Vision-Based TCP Calibration for Collaborative Robots — Fraunhofer IPK

Published:

This is my Master’s thesis, conducted at the Fraunhofer Institute for Production Systems and Design Technology (IPK) in Berlin under Prof. Dr.-Ing. Jörg Krüger and M.Sc. Oliver Krumpek, as part of my MSc Computational Engineering Science at TU Berlin.

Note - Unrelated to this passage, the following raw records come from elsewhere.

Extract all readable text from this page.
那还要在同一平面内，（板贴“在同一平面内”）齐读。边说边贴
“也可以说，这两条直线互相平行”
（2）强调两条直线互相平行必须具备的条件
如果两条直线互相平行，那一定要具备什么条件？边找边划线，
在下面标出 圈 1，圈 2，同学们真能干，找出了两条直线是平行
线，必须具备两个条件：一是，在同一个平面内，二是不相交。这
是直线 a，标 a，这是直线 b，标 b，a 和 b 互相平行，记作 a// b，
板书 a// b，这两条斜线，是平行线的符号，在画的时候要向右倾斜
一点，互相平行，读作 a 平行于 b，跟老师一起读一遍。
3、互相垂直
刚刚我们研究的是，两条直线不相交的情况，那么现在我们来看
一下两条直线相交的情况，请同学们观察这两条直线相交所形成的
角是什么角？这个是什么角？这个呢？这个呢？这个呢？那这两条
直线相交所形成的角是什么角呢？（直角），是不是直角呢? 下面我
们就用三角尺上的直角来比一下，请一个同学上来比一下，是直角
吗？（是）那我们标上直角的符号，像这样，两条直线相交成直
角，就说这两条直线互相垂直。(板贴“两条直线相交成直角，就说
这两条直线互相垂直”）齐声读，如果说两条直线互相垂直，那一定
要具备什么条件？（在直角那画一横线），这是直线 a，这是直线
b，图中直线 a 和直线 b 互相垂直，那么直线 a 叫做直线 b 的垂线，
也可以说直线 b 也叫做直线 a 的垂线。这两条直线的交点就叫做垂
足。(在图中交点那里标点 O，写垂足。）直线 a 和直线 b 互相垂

The title is: Development and evaluation of a system for integrating and calibrating a surface processing tool into the system environment of a cobot.

The Problem

Standard TCP (Tool Center Point) calibration for industrial collaborative robots requires collecting 40 or more calibration poses and running through a lengthy optimisation procedure — typically taking around 80 minutes per calibration cycle. This is a real bottleneck in production environments where robots need to be recalibrated after tool changes or maintenance. The implicit assumption behind current practice is that more data always produces better calibration.

The Approach

I trained a ResNet-18 CNN in PyTorch to predict the geometric quality of a calibration pose from the RGB-D camera image, without running the full calibration. The idea is that some poses carry much more information than others — poses with good geometric spread and low redundancy contribute more to the calibration accuracy than poses that are close together or from similar viewing angles. If you can identify the five most informative poses upfront, you do not need the other thirty-five.

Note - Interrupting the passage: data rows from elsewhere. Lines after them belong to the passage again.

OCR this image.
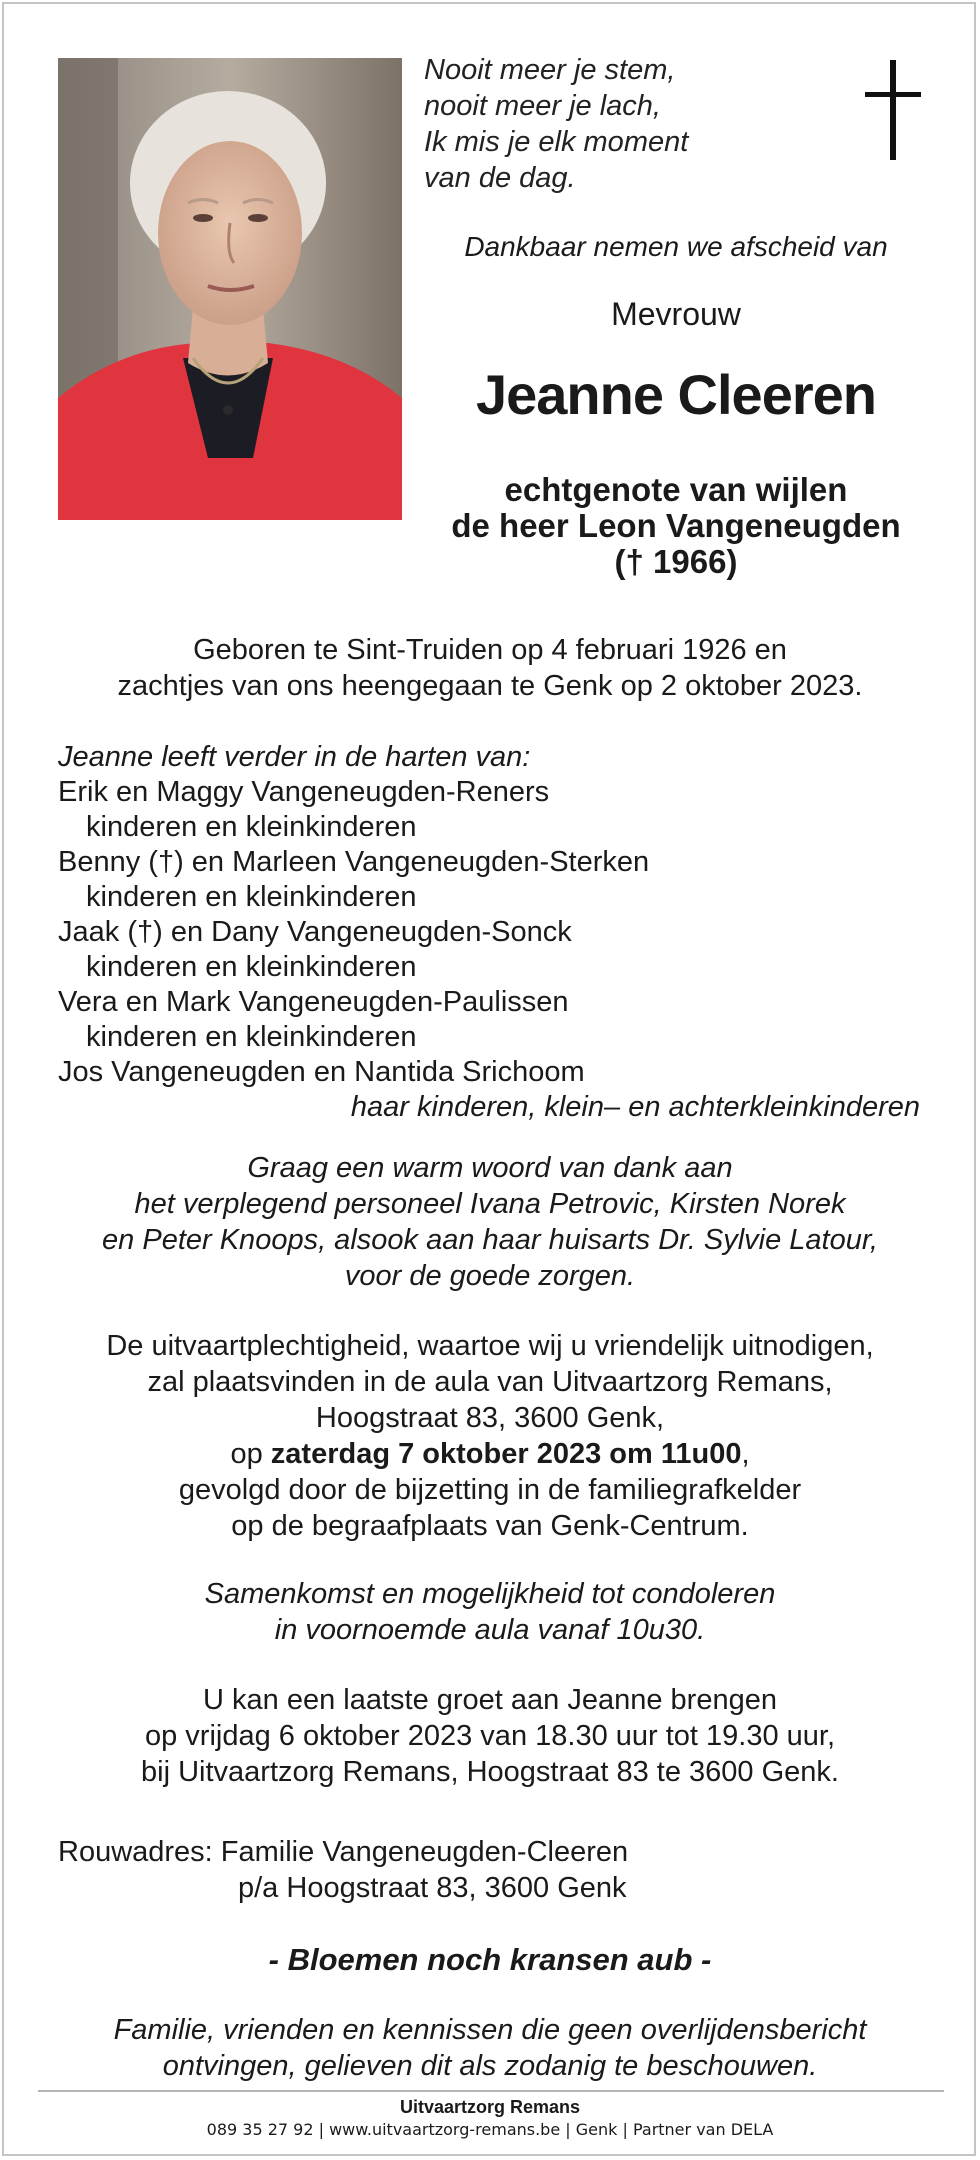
Nooit meer je stem,
nooit meer je lach,
Ik mis je elk moment
van de dag.
Dankbaar nemen we afscheid van
Mevrouw
Jeanne Cleeren
echtgenote van wijlen
de heer Leon Vangeneugden
(† 1966)
Geboren te Sint-Truiden op 4 februari 1926 en
zachtjes van ons heengegaan te Genk op 2 oktober 2023.
Jeanne leeft verder in de harten van:
Erik en Maggy Vangeneugden-Reners
kinderen en kleinkinderen
Benny (†) en Marleen Vangeneugden-Sterken
kinderen en kleinkinderen
Jaak (†) en Dany Vangeneugden-Sonck
kinderen en kleinkinderen
Vera en Mark Vangeneugden-Paulissen
kinderen en kleinkinderen
Jos Vangeneugden en Nantida Srichoom
haar kinderen, klein– en achterkleinkinderen
Graag een warm woord van dank aan
het verplegend personeel Ivana Petrovic, Kirsten Norek
en Peter Knoops, alsook aan haar huisarts Dr. Sylvie Latour,
voor de goede zorgen.
De uitvaartplechtigheid, waartoe wij u vriendelijk uitnodigen,
zal plaatsvinden in de aula van Uitvaartzorg Remans,
Hoogstraat 83, 3600 Genk,
op zaterdag 7 oktober 2023 om 11u00,
gevolgd door de bijzetting in de familiegrafkelder
op de begraafplaats van Genk-Centrum.
Samenkomst en mogelijkheid tot condoleren
in voornoemde aula vanaf 10u30.
U kan een laatste groet aan Jeanne brengen
op vrijdag 6 oktober 2023 van 18.30 uur tot 19.30 uur,
bij Uitvaartzorg Remans, Hoogstraat 83 te 3600 Genk.
Rouwadres: Familie Vangeneugden-Cleeren
p/a Hoogstraat 83, 3600 Genk
- Bloemen noch kransen aub -
Familie, vrienden en kennissen die geen overlijdensbericht
ontvingen, gelieven dit als zodanig te beschouwen.
Uitvaartzorg Remans
089 35 27 92 | www.uitvaartzorg-remans.be | Genk | Partner van DELA
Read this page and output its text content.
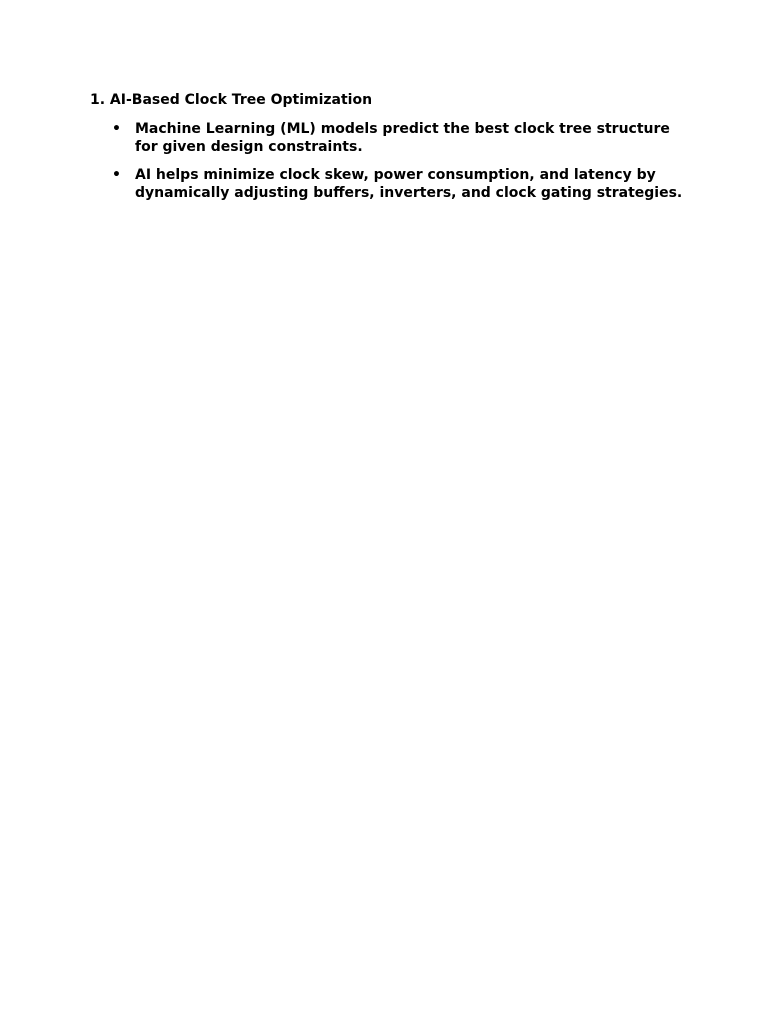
1. AI-Based Clock Tree Optimization

• Machine Learning (ML) models predict the best clock tree structure
for given design constraints.
• AI helps minimize clock skew, power consumption, and latency by
dynamically adjusting buffers, inverters, and clock gating strategies.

The full system runs under ROS2 Humble on a NVIDIA Jetson Orin NX and uses an Azure Kinect RGB-D camera with ArUco marker detection. Calibration itself uses the Tsai-Lenz hand-eye calibration method with Levenberg-Marquardt optimisation.

Results

Five intelligently selected poses achieved lower RMS calibration error (11.82 mm) than forty randomly selected poses (20.43 mm) — a 76% improvement in accuracy. Calibration time dropped from 80 minutes to 10 minutes — an 87.5% reduction. Repeatability improved from 3.2 mm to 1.8 mm standard deviation.

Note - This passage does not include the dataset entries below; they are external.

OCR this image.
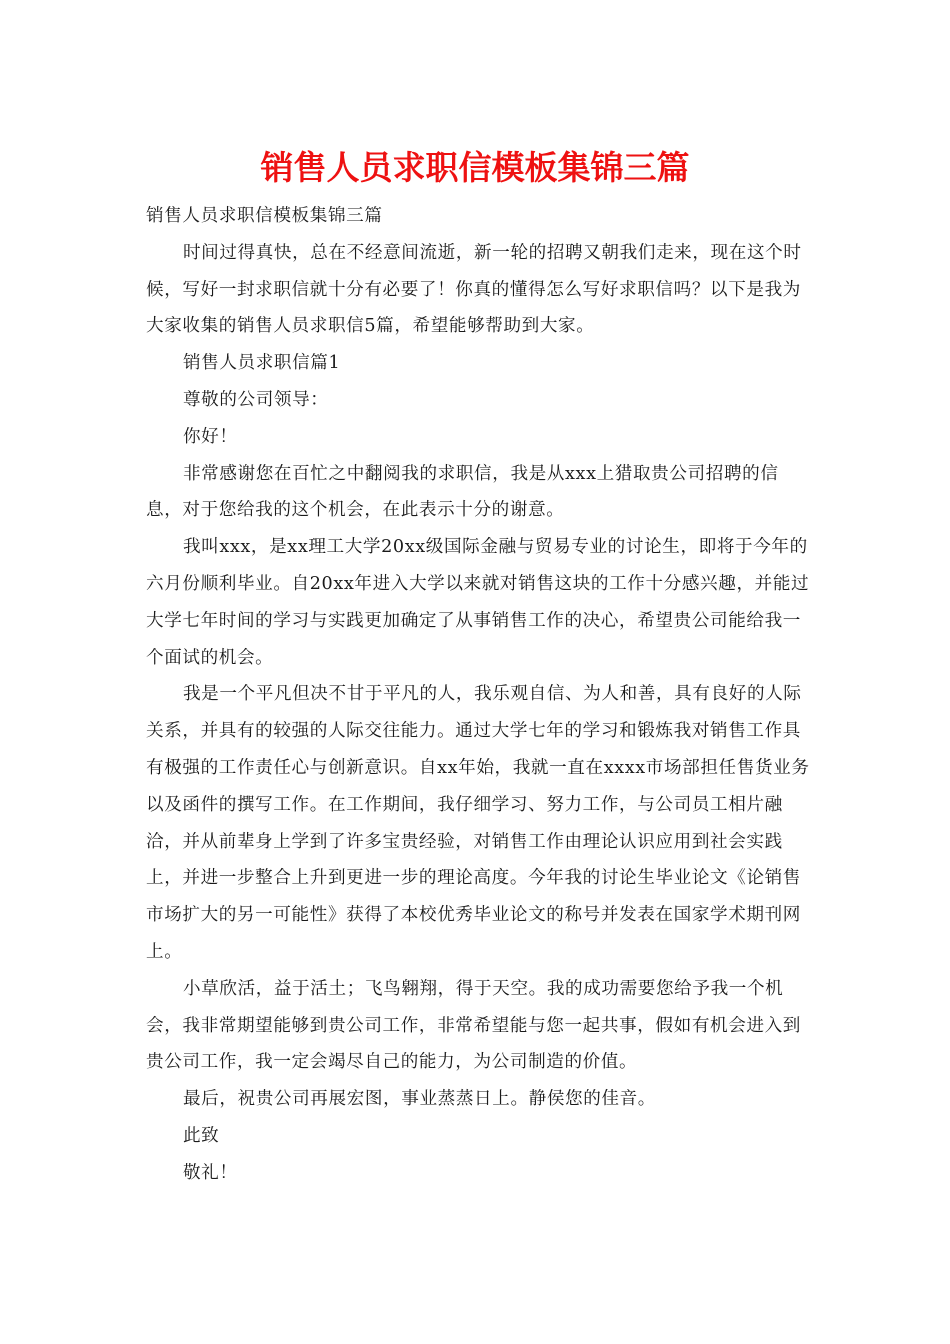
销售人员求职信模板集锦三篇

销售人员求职信模板集锦三篇

时间过得真快，总在不经意间流逝，新一轮的招聘又朝我们走来，现在这个时候，写好一封求职信就十分有必要了！你真的懂得怎么写好求职信吗？以下是我为大家收集的销售人员求职信5篇，希望能够帮助到大家。

销售人员求职信篇1

尊敬的公司领导：

你好！

非常感谢您在百忙之中翻阅我的求职信，我是从xxx上猎取贵公司招聘的信息，对于您给我的这个机会，在此表示十分的谢意。

我叫xxx，是xx理工大学20xx级国际金融与贸易专业的讨论生，即将于今年的六月份顺利毕业。自20xx年进入大学以来就对销售这块的工作十分感兴趣，并能过大学七年时间的学习与实践更加确定了从事销售工作的决心，希望贵公司能给我一个面试的机会。

我是一个平凡但决不甘于平凡的人，我乐观自信、为人和善，具有良好的人际关系，并具有的较强的人际交往能力。通过大学七年的学习和锻炼我对销售工作具有极强的工作责任心与创新意识。自xx年始，我就一直在xxxx市场部担任售货业务以及函件的撰写工作。在工作期间，我仔细学习、努力工作，与公司员工相片融洽，并从前辈身上学到了许多宝贵经验，对销售工作由理论认识应用到社会实践上，并进一步整合上升到更进一步的理论高度。今年我的讨论生毕业论文《论销售市场扩大的另一可能性》获得了本校优秀毕业论文的称号并发表在国家学术期刊网上。

小草欣活，益于活土；飞鸟翱翔，得于天空。我的成功需要您给予我一个机会，我非常期望能够到贵公司工作，非常希望能与您一起共事，假如有机会进入到贵公司工作，我一定会竭尽自己的能力，为公司制造的价值。

最后，祝贵公司再展宏图，事业蒸蒸日上。静侯您的佳音。

此致

敬礼！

A key engineering challenge was inference speed on the Jetson Orin NX: the initial PyTorch model ran at 250 ms per pose, too slow for the closed-loop control requirement of under 100 ms. Switching to a TensorRT-optimised model and reducing input resolution from 1920x1080 to 640x480 brought inference to 45 ms. ArUco marker detection robustness improved from 78% to 96% by adding adaptive histogram equalisation and multi-scale detection.

What This Shows

The result challenges the assumption that more calibration data always helps. The quality and geometric diversity of poses matters more than the quantity. This principle extends beyond calibration: it connects to active learning, next-best-view planning, and data-efficient robot learning more broadly — which is one reason I continued working on related problems in the Path Matters trajectory planning project.